Schematic representation of the microscopic structure of superionic water, in which the oxygen atoms form a solid crystal lattice, while hydrogen ions are virtually free to move within it. With the aid of powerful lasers, this extreme state, which otherwise only occurs inside large planets, could be measured experimentally.
(Greg Stewart / SLAC National Accelerator Laboratory)

Superionic water

Superionic water only forms under extreme conditions at temperatures of several thousand degrees Celsius and pressures of 1.5 million atmospheres. The conditions transform water into an unusual state in which hydrogen ions move freely through a solid lattice of oxygen atoms, representing a new state of matter that is neither strictly solid nor liquid. 
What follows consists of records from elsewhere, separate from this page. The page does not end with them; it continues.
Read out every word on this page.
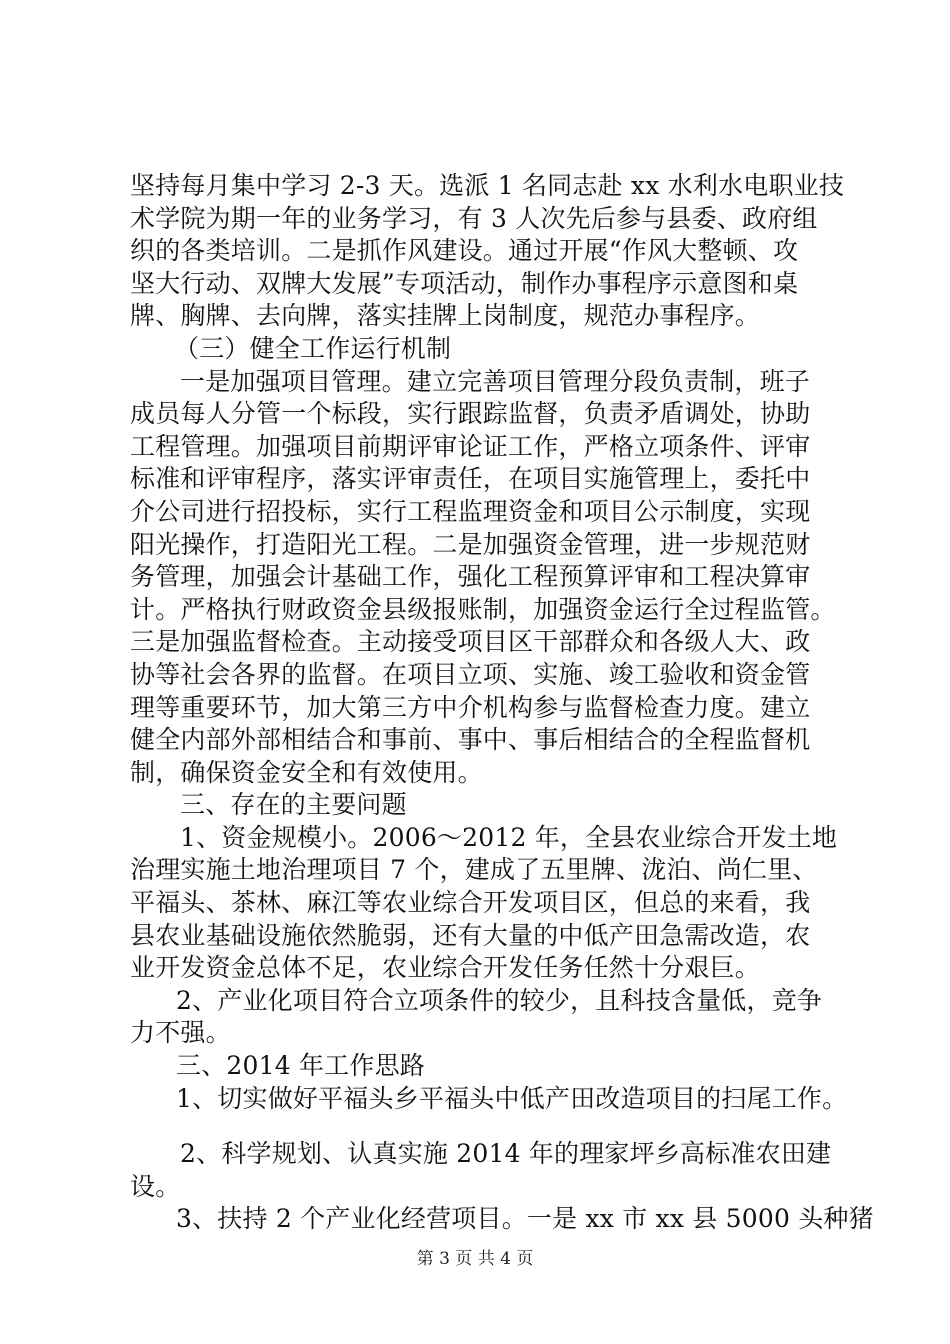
坚持每月集中学习 2-3 天。选派 1 名同志赴 xx 水利水电职业技
术学院为期一年的业务学习，有 3 人次先后参与县委、政府组
织的各类培训。二是抓作风建设。通过开展“作风大整顿、攻
坚大行动、双牌大发展”专项活动，制作办事程序示意图和桌
牌、胸牌、去向牌，落实挂牌上岗制度，规范办事程序。
（三）健全工作运行机制
一是加强项目管理。建立完善项目管理分段负责制，班子
成员每人分管一个标段，实行跟踪监督，负责矛盾调处，协助
工程管理。加强项目前期评审论证工作，严格立项条件、评审
标准和评审程序，落实评审责任，在项目实施管理上，委托中
介公司进行招投标，实行工程监理资金和项目公示制度，实现
阳光操作，打造阳光工程。二是加强资金管理，进一步规范财
务管理，加强会计基础工作，强化工程预算评审和工程决算审
计。严格执行财政资金县级报账制，加强资金运行全过程监管。
三是加强监督检查。主动接受项目区干部群众和各级人大、政
协等社会各界的监督。在项目立项、实施、竣工验收和资金管
理等重要环节，加大第三方中介机构参与监督检查力度。建立
健全内部外部相结合和事前、事中、事后相结合的全程监督机
制，确保资金安全和有效使用。
三、存在的主要问题
1、资金规模小。2006～2012 年，全县农业综合开发土地
治理实施土地治理项目 7 个，建成了五里牌、泷泊、尚仁里、
平福头、茶林、麻江等农业综合开发项目区，但总的来看，我
县农业基础设施依然脆弱，还有大量的中低产田急需改造，农
业开发资金总体不足，农业综合开发任务任然十分艰巨。
2、产业化项目符合立项条件的较少，且科技含量低，竞争
力不强。
三、2014 年工作思路
1、切实做好平福头乡平福头中低产田改造项目的扫尾工作。
2、科学规划、认真实施 2014 年的理家坪乡高标准农田建
设。
3、扶持 2 个产业化经营项目。一是 xx 市 xx 县 5000 头种猪
第 3 页 共 4 页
In the 1980s, the Voyager 2 spacecraft revealed that Uranus and Neptune have off-center magnetic fields. Because the phase conducts electrical current, researchers believe that it could be associated with the formation of the magnetic fields of ice giants. The flow of hydrogen ions within the superionic ice acts like an electrical current, which could generate the strange, multipolar magnetic fields observed by Voyager 2. Additionally, due to the large amounts of water in Uranus and Neptune, superionic water could be the most abundant form of water in the solar system. 

Although superionic water has already been produced in previous experiments, its detailed structure remained unclear until now. Previous studies have suggested that the oxygen atoms in superionic ice arrange themselves in either of the two variants of a cube lattice. However, the new study suggests that the structure of superionic water combines both face-centered cubic and hexagonal close-packed stacking. 
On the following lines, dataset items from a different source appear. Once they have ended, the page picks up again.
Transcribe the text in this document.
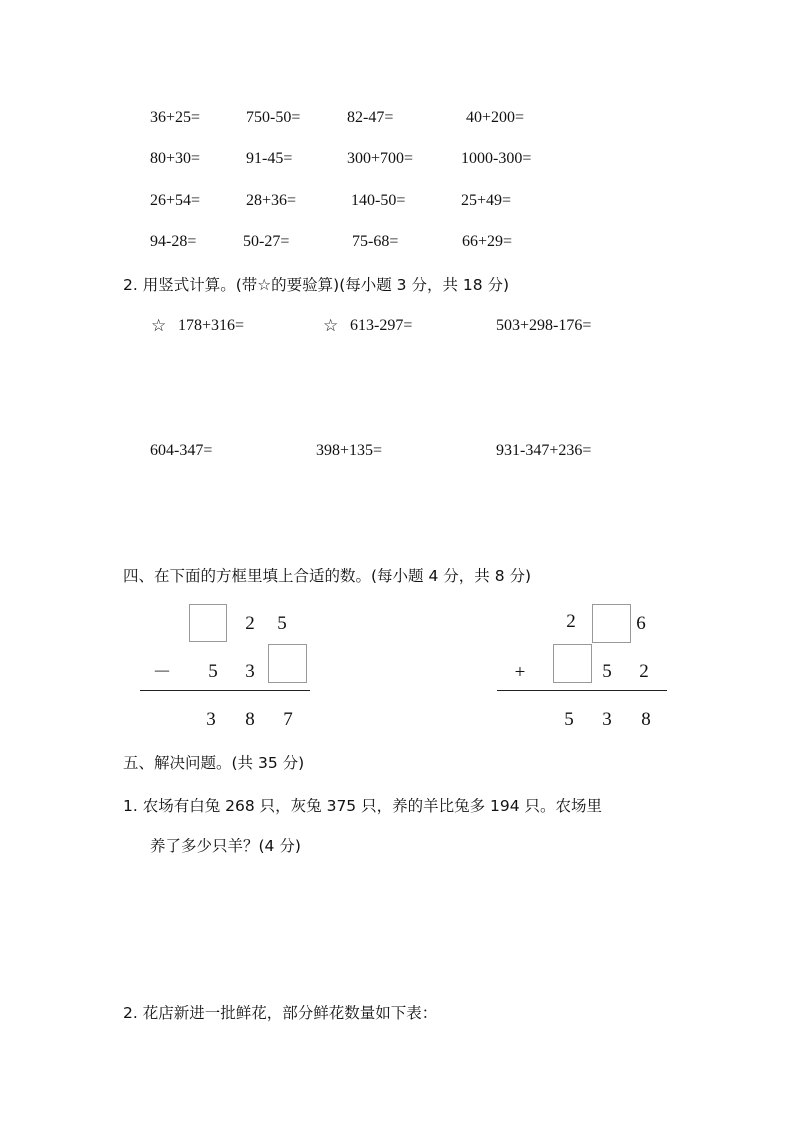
36+25=	750-50=	82-47=	40+200=
80+30=	91-45=	300+700=	1000-300=
26+54=	28+36=	140-50=	25+49=
94-28=	50-27=	75-68=	66+29=
2. 用竖式计算。(带☆的要验算)(每小题 3 分，共 18 分)
☆ 178+316=	☆ 613-297=	503+298-176=
604-347=	398+135=	931-347+236=
四、在下面的方框里填上合适的数。(每小题 4 分，共 8 分)
2 5
－ 5 3
3 8 7
2	6
+	5 2
5 3 8
五、解决问题。(共 35 分)
1. 农场有白兔 268 只，灰兔 375 只，养的羊比兔多 194 只。农场里
养了多少只羊？(4 分)
2. 花店新进一批鲜花，部分鲜花数量如下表：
The latter describes a layering of closely packed atoms in hexagonal patterns and leads to significant stacking errors. Instead of arranging in a regular configuration, the oxygen atoms form a hybrid, misstructured sequence that is only visible by high-precision measurements from X-ray lasers.

The team conducted two experiments on the instruments in both facilities, which enable researchers to compress water to pressures of more than 1.5 million atmospheres and heat it to several thousand degrees Celsius while recording its atomic structure. 

The results show that superionic water can exhibit structural diversity similar to that of ice, which forms a variety of different crystal structures depending on the temperature and pressure. The findings provide valuable information for improved models of the interiors of ice giants, which are common throughout the universe.